Generative Artificial Intelligence (AI) algorithms have already revolutionised our lives across domains such as text, image and video. For example, ChatGPT is one of the most successful technology launches of all time, helping millions of users around the world to increase productivity and brainstorm ideas through text generation. Applications like ChatGPT are built on top of Foundational Models, which have been trained in huge datasets and can be used as building blocks or pillars for downstream applications.

Our healthcare systems are currently mired in complexity, often relying on disjointed data, low interoperability, high administrative burden and slow innovation. The potential of AI to disrupt healthcare is tremendous, but there is a need to create a Foundational Model that is suitable for healthcare applications.

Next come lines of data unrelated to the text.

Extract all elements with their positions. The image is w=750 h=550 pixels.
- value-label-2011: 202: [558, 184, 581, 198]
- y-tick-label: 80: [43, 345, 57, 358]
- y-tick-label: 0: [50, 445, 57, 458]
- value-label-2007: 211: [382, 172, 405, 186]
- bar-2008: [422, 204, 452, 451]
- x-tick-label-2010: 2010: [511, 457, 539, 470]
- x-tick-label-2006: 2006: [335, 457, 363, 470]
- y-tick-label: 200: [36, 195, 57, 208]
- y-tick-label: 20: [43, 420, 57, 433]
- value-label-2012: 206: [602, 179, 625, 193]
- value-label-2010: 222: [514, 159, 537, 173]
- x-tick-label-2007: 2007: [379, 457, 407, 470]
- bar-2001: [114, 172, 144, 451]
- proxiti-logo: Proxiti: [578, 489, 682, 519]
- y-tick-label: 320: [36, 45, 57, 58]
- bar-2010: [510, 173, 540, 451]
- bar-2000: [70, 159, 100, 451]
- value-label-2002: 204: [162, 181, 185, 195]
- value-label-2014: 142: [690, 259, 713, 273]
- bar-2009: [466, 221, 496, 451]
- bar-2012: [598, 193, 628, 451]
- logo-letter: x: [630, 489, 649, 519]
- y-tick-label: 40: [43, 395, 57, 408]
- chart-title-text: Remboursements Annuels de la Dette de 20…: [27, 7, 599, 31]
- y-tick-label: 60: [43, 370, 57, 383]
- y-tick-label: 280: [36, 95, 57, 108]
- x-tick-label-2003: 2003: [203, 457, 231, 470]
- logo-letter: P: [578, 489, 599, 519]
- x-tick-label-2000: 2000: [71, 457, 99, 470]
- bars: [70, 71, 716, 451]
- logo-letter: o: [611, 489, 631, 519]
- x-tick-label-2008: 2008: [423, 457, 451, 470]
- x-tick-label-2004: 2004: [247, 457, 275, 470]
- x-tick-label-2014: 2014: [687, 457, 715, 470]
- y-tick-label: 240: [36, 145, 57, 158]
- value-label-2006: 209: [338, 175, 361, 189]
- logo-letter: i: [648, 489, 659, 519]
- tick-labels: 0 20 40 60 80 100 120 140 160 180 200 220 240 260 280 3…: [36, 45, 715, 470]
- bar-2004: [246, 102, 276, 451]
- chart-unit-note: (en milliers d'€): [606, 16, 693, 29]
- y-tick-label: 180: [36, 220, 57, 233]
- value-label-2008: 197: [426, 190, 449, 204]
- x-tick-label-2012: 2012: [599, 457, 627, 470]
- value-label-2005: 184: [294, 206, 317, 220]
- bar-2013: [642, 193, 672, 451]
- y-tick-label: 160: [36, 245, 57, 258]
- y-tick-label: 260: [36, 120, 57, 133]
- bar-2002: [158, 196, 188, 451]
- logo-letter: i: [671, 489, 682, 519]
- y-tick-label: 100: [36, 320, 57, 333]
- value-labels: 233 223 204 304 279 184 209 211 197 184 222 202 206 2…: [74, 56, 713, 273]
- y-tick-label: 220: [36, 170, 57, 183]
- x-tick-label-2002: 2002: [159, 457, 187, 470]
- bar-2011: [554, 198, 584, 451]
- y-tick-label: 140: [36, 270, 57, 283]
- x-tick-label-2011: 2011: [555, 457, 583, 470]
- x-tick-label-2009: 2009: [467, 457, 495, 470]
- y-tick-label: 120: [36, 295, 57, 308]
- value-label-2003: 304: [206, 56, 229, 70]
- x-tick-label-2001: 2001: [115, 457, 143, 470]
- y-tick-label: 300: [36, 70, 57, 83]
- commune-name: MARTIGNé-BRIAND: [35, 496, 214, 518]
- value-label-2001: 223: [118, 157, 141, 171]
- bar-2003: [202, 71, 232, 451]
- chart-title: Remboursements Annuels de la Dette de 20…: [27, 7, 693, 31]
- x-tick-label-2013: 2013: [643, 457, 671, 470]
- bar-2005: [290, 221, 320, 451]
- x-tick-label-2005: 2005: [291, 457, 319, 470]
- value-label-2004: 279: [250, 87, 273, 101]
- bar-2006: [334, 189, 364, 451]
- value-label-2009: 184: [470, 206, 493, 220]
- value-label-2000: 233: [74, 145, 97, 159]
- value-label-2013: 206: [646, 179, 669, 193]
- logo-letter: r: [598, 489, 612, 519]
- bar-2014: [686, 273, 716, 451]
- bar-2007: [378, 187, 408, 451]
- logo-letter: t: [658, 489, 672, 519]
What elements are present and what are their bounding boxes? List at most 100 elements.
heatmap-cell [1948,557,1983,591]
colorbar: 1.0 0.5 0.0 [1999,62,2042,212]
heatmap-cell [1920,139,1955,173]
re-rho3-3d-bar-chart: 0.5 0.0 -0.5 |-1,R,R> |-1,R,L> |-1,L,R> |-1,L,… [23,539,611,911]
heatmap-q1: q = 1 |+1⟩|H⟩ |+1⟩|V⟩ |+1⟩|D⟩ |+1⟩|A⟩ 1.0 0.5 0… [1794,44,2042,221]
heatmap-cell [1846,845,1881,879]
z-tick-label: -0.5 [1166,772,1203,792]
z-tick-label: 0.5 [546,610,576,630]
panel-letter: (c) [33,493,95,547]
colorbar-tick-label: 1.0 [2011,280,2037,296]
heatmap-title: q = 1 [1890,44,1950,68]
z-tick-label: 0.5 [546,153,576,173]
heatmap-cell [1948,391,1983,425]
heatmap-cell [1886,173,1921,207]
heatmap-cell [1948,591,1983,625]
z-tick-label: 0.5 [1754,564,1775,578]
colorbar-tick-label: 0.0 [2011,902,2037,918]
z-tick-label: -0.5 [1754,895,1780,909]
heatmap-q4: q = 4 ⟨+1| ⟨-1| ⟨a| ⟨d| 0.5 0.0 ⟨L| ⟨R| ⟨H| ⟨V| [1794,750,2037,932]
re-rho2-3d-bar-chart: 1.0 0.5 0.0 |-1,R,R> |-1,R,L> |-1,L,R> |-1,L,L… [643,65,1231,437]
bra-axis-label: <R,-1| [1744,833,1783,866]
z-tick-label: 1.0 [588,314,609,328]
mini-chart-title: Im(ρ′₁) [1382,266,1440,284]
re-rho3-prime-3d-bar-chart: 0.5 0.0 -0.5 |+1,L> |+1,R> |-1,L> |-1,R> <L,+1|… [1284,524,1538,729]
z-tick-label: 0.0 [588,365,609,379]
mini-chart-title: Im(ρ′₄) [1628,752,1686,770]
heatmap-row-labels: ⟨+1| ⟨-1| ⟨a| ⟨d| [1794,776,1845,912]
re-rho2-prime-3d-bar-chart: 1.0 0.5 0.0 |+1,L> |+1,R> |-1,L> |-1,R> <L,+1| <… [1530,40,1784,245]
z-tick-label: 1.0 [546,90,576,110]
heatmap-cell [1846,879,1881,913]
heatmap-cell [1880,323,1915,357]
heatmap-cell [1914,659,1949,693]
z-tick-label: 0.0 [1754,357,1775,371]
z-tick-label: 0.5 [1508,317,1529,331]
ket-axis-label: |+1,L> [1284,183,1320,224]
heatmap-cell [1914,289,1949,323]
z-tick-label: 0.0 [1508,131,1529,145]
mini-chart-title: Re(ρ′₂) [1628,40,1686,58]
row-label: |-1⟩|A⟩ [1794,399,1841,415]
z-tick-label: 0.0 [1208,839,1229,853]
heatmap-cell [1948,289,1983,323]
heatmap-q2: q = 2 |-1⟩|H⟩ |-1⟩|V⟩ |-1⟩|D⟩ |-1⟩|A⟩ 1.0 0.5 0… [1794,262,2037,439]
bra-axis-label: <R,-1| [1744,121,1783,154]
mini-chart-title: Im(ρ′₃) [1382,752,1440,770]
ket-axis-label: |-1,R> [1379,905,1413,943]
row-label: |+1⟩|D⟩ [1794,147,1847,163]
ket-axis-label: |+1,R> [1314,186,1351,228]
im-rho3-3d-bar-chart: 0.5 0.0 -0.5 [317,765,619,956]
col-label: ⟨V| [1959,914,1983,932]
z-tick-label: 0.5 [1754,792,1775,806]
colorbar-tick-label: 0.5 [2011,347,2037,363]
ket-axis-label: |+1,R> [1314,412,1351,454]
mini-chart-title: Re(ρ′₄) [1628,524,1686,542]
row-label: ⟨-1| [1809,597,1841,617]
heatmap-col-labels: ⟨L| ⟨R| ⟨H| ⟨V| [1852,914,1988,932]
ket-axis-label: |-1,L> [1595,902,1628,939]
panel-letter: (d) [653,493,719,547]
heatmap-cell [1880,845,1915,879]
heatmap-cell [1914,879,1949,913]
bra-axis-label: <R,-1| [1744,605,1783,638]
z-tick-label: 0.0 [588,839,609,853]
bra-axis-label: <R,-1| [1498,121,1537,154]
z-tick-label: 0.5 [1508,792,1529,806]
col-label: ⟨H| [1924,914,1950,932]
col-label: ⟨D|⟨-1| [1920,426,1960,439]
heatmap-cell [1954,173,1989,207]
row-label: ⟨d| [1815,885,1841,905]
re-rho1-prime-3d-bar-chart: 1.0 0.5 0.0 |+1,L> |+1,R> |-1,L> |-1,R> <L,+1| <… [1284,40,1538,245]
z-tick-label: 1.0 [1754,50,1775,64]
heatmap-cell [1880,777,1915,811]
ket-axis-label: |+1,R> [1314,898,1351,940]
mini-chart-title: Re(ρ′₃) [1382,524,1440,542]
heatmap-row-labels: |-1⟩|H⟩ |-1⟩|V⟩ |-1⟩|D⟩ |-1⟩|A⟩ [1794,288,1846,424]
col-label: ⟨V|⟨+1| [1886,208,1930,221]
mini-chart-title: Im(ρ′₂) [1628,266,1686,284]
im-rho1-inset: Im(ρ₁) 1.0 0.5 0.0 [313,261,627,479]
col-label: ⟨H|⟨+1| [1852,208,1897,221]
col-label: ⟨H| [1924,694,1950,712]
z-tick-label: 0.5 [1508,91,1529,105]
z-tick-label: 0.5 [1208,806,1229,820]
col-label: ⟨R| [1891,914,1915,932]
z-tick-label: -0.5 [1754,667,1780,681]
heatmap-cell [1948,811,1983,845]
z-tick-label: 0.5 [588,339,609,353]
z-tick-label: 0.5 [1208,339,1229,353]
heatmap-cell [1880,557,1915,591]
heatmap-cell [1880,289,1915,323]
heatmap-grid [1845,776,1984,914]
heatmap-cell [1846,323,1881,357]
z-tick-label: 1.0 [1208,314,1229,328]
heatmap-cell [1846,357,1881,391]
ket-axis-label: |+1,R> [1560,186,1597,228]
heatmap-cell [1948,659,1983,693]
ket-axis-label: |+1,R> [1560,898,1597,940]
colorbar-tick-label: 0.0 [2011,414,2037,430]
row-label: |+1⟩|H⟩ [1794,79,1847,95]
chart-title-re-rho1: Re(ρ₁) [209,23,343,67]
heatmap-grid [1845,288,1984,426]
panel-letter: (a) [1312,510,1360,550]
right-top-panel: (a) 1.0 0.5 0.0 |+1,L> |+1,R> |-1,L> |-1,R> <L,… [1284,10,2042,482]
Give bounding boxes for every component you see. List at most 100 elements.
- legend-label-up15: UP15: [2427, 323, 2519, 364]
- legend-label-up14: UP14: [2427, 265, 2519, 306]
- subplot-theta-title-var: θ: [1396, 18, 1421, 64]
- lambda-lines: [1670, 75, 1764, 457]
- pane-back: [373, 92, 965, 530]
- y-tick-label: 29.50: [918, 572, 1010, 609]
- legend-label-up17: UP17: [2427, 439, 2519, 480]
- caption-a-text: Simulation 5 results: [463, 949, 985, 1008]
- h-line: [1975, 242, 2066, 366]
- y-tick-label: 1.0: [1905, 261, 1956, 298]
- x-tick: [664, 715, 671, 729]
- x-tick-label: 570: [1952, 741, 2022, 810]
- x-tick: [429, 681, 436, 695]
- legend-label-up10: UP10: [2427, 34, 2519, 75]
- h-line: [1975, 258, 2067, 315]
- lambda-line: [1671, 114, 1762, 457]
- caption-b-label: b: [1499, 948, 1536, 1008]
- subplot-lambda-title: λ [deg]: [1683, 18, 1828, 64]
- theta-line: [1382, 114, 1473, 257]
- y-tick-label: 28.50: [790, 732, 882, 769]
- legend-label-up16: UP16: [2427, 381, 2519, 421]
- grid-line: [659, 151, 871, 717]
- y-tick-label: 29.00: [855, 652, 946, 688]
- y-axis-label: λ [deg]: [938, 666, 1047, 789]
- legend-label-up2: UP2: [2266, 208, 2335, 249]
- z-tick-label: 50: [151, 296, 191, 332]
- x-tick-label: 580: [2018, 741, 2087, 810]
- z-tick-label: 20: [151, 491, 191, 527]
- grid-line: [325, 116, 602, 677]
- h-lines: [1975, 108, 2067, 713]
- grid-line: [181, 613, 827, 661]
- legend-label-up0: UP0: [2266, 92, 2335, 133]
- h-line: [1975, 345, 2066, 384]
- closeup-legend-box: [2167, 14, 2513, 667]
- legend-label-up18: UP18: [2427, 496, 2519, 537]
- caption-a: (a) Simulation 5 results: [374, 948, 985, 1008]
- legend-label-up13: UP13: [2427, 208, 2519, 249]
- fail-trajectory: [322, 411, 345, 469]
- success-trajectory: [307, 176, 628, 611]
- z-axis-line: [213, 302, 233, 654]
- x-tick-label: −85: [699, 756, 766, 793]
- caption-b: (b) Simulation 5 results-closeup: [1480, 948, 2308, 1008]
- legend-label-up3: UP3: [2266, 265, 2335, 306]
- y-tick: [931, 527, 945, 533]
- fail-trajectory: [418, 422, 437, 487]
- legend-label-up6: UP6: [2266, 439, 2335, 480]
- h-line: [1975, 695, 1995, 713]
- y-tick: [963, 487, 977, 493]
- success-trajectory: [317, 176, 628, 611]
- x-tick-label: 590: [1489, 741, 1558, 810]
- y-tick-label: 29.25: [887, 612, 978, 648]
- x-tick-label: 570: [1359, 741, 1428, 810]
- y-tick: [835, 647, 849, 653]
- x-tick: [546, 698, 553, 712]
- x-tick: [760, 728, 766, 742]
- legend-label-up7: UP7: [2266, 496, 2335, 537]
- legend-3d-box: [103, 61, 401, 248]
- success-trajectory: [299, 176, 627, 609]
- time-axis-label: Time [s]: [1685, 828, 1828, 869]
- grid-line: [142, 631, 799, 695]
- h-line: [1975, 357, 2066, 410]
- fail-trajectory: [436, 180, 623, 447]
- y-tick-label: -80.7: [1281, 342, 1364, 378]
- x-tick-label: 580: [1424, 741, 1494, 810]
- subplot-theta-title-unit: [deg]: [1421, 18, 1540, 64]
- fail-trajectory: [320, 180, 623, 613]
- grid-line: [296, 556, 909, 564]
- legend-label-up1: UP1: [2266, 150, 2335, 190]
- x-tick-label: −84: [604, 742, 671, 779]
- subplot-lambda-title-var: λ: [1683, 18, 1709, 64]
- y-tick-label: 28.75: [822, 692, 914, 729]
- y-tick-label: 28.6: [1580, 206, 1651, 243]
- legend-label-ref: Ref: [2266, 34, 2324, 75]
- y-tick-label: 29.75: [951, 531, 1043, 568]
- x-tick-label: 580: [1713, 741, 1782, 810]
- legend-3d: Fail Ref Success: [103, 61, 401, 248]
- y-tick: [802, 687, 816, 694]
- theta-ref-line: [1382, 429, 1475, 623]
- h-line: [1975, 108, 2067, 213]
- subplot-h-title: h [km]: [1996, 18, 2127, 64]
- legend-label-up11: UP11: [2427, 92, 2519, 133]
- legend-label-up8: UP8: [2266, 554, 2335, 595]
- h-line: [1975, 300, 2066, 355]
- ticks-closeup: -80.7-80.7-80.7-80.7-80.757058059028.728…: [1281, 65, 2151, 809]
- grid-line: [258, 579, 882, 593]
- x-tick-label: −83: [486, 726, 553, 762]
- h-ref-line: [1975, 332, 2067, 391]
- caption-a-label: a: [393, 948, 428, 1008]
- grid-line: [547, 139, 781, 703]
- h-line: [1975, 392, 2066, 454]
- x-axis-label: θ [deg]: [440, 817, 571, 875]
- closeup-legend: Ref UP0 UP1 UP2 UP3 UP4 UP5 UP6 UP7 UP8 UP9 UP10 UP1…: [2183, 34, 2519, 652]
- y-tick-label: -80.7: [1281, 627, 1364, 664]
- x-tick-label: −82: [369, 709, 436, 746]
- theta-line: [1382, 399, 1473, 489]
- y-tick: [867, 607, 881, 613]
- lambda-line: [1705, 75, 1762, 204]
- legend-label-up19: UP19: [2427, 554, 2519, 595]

In this project we will develop the world's first Global Health Foundation Model by leveraging the latest methods in AI algorithms, huge computational power and infrastructure and combining de-identified health data from millions of volunteers across diverse datasets (including the UK Biobank). With this model, we aim to synthesize and understand health data on an unprecedented scale and to be able to generate synthetic health data with high fidelity while ensuring the highest standards of privacy and security.

All of this will lead to a transformation in healthcare delivery, risk assessment, and personal health insights. The applications of the Global Health Foundation Model are probably beyond what we can imagine, such as helping patients to better understand their medical results (e.g. imagine that you could talk with your Electronic Health Record in plain language) or supporting doctors to make better treatment decisions (e.g. by contextualising the latest laboratory test or radiology image, producing more accurate diagnoses and predicting the future evolution of a patient).

This research will benefit the health and wellbeing of society. By reducing the time and costs associated with health data access, we will enable more people to access and analyse data-driven insights (inc. researchers, innovators, medical professionals or epidemiologists). Furthermore, by providing the foundational block to train other models for specific healthcare applications, we will ultimately accelerate the impact of health advancements. Finally, by training the model on data from individuals with different genetic backgrounds and environmental contexts, we will ensure health equity is achieved and no one is left behind.